Since the commission contacted him this year about the misconduct in that case, and the others before it, DiMillo has instructed court staff to refer matters involving the credit union to other judges since his brother is still an officer and board member of the CCFCU, the commission said.
Robert Tembeckjian, the commission's administrator, credited DiMillo for accepting responsibility and taking steps to prevent a similar situation in the future, but said his past behavior could have presented an appearance of bias.
"A judge should not preside in a case where a close relative is on the board of one of the institutional parties," Tembeckjian said. "Even if the relative's role is passive and the matter is uncontested, a judge's participation, and any rulings favoring the relative's interests, would inevitably appear to be biased."
Angelo DiMillo declined to comment extensively on the commission's decision, but said his brother "learned a lesson."
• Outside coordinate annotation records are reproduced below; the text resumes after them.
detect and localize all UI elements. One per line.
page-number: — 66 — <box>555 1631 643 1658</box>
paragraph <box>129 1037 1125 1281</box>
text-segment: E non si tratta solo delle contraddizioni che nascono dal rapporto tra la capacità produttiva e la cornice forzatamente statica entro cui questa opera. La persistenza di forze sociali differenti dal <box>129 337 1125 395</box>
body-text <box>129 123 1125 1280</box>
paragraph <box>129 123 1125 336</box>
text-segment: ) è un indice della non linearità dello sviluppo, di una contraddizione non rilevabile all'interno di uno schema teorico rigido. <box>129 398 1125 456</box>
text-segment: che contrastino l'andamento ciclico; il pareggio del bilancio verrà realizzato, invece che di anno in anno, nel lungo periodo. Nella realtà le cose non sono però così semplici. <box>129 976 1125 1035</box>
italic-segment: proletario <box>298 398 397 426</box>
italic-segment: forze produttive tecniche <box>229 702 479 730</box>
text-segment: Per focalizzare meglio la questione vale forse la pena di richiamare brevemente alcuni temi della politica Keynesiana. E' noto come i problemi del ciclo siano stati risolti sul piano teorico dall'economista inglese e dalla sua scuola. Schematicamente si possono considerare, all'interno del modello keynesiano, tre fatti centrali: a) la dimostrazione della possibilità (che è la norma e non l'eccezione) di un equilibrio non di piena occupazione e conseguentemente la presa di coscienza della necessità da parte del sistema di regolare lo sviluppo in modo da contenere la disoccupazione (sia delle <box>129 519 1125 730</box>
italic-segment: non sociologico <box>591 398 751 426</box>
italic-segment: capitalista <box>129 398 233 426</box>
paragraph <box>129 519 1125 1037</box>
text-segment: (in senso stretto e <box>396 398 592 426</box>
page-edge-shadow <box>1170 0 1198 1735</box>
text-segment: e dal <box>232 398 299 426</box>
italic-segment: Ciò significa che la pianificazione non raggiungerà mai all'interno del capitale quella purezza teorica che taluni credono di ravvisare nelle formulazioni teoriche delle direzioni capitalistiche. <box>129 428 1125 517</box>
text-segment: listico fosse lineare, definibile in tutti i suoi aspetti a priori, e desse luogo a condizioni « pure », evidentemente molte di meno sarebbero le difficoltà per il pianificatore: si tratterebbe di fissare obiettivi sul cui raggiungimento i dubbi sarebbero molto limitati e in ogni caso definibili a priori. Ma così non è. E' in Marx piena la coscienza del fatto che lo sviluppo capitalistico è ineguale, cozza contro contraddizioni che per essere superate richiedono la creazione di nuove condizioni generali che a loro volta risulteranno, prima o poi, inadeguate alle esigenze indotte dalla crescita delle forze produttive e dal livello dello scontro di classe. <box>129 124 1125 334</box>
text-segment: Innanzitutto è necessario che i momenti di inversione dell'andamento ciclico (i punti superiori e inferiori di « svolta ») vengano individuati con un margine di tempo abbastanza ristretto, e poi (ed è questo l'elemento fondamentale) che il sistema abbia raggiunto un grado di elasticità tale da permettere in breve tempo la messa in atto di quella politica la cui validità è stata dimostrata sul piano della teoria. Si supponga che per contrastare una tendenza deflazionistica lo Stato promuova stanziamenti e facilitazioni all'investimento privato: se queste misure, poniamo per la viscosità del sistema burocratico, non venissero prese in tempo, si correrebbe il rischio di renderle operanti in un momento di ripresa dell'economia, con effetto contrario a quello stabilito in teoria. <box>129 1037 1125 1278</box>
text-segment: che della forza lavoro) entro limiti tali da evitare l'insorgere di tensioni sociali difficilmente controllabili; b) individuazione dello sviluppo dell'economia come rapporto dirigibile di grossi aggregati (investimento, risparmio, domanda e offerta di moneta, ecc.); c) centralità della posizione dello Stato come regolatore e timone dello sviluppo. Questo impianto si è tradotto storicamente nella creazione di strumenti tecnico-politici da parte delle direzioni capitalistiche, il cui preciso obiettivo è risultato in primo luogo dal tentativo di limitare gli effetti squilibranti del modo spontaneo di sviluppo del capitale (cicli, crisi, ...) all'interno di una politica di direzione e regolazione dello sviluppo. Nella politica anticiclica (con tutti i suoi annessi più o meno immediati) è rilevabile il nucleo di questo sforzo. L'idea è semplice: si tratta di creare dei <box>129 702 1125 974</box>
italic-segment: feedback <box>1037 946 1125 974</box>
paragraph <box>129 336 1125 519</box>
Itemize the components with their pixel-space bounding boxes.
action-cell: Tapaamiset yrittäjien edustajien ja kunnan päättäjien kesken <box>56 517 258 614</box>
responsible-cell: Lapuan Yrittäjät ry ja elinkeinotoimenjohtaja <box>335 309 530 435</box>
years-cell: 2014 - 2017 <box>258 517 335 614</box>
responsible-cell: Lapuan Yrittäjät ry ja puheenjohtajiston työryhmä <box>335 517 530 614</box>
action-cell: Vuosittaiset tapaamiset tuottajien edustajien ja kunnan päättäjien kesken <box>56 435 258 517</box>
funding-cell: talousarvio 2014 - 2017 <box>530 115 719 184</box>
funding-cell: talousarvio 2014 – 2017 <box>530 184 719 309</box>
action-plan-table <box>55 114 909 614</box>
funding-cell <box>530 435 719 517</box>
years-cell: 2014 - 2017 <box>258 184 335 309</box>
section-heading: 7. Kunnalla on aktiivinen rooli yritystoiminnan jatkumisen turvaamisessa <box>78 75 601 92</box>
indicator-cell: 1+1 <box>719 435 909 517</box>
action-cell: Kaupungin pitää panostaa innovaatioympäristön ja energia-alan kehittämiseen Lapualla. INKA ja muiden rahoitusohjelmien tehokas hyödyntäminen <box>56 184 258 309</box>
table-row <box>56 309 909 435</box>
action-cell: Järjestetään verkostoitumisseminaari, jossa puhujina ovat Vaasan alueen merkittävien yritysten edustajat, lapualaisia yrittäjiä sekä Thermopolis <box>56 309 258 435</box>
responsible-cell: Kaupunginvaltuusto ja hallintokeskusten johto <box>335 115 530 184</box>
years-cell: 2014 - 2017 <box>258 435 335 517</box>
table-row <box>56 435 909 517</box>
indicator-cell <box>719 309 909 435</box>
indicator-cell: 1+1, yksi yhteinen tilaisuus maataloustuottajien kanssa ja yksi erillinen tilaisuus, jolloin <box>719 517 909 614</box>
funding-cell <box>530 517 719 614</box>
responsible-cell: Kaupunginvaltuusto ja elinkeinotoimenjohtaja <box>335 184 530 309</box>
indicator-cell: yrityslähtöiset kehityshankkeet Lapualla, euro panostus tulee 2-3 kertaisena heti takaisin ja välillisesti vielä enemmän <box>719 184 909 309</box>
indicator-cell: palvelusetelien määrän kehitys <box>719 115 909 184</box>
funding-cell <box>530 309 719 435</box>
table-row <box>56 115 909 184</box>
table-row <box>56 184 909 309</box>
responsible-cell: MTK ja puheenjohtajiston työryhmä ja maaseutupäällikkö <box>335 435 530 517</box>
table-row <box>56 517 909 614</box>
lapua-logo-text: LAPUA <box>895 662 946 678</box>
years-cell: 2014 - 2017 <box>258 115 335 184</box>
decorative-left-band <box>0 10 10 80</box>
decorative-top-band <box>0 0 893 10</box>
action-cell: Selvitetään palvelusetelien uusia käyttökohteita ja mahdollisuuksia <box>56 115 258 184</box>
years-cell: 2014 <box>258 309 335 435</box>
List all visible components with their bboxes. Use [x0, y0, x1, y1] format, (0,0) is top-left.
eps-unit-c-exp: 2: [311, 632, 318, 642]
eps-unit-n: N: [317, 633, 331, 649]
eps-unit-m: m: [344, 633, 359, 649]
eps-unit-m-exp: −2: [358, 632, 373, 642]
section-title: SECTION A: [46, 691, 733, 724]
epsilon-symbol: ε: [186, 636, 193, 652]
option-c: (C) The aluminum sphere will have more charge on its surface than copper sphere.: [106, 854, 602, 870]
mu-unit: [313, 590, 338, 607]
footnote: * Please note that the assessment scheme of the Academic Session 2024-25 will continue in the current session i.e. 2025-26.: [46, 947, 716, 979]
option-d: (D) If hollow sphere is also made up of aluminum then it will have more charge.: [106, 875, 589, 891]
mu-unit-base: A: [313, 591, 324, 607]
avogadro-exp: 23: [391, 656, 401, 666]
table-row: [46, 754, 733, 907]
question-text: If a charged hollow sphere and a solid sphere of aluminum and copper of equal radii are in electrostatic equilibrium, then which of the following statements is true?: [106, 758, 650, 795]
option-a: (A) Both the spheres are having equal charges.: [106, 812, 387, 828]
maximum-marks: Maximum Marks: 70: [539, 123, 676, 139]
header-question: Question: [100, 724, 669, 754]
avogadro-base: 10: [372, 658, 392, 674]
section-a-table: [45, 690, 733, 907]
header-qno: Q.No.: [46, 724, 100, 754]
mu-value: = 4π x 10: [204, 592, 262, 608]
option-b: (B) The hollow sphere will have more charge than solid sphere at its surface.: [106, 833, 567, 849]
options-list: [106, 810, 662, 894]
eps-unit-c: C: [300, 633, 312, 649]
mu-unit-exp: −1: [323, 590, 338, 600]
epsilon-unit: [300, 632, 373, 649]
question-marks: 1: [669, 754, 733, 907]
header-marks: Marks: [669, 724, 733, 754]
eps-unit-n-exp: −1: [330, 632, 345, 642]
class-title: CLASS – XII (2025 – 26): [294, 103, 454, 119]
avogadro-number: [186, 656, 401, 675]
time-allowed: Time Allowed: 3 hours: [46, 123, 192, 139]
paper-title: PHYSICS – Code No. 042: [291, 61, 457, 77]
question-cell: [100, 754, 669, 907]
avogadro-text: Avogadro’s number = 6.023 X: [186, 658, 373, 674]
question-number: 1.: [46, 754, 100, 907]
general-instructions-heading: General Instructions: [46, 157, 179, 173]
"There's really no comment. I think the commission did the appropriate thing," DiMillo said. "I think my brother's learned a lesson and there's really nothing else I can say about it."
DiMillo was represented before the commission by Joel Daniels, a defense attorney from Buffalo. Daniels said DiMillo cooperated fully with the commission and is respected by lawyers and litigants from the region.
"He acknowledged his failure to recuse himself in the credit union cases," Daniels said. "It was an inadvertent error on his part, and he looks forward to continuing to serve the Lockport community."
DiMillo's current term as a Lockport city court judge ends in 2027, according to the commission. He also serves as an acting Niagara County Family Court judge.